Sunday, June 22, 2014

The Informed Quiet

Swallows trail across the sky, ferns extends to the limits of each frond. I know blue. Lilac now reaches even beyond the first story. Side yard gutters left untended fill with chipmunks and husks of seed. The bark of any tree becomes you.

Afternoons sitting by the brook, reading Wittgenstein, grateful nobody asks what I think. A conversation is an event, and events have effects, usually measurable ones. Want eclipses need, as any contemplative knows. More and more there are no words. Honeysuckle bouquet all over us.

I take Sophia the old orchard and the secret cemetery, both several miles into the forest at the edge of town. Instruments of regret compose sorrowful songs to nobody's surprise. Because we don't talk going in, we surprise the bears who tumble over stone walls away from us. Hills rolling west into New York where I literally saw Jesus but didn't realize it until several months after. Join the triumph of the skies, indeed.

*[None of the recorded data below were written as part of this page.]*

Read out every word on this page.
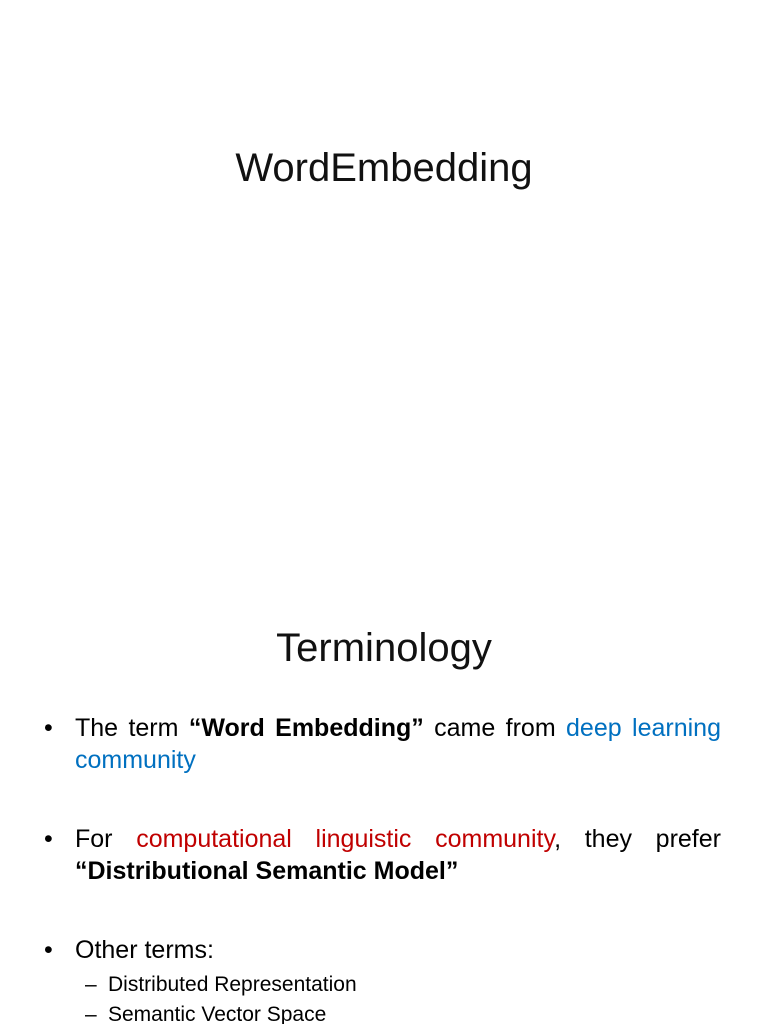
WordEmbedding
Terminology
• The term “Word Embedding” came from deep learning community
• For computational linguistic community, they prefer “Distributional Semantic Model”
• Other terms:
– Distributed Representation
– Semantic Vector Space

The ducks chatter as we refill waterers. Chickadees assume leadership positions, as I am still learning how to talk without speaking. Emily Dickinson's swimmers forever push the bounds of going under. My muffled cries against her throat, her arms holding me in place long after, and then the earned - the informed - quiet. Not getting anywhere is the only way to go.


  1. Hi Sean

    what do you think of Wittgenstien..?

    Yours gratefully


  2. Ha ha! That was brilliant, Richard. I read this at 4 a.m. and gave a great whoop of laughter which was possibly inappropriate given the hour and the small house in which we live but still . . .

    I love reading Wittgenstein but have a hard time understanding Wittgenstein and - unusual for me - a hard time faking understanding of Wittgenstein, hence the hope that nobody ever asks "what do you think of Wittgenstein . . .

    Thank you!

  3. P.S. I started trying to read him because a lot of poets to whom I give serious sustained attention - notably Ron Silliman - were so clearly influenced by him. I think his ideas around "meaning as use" and "don't think but look" are pretty helpful. I almost always come away from him more curious and open, and that's good, but I also am not sure I am getting him at any level resembling the ones where he wrote . . . I can usually hold my own with big brains (unless they're talking mathematics) but Wittgenstein is pretty hard to hold in that way, which doesn't diminish my interest in him, or my gratefulness, but again, I don't do much more than flounder in his presence . . .

  4. Thanks Sean...
    My aikido teacher is a big fan of Wittgenstien.
    Aikido and Wittgenstien are apparently quite compatible. I struggled with Wittgenstien and persevere with aikido.

    Perseverance I feel, is perhaps necessary for ACIM students as it is for any study.

    I will go back and read him again. I always meant to ask Ken Wapnick what his take on Wittgenstien was. Too late.

    Thanks for your sustained blog. Very, very helpful for me and my journey through the Course.

    best wishes - may God bless your wallet.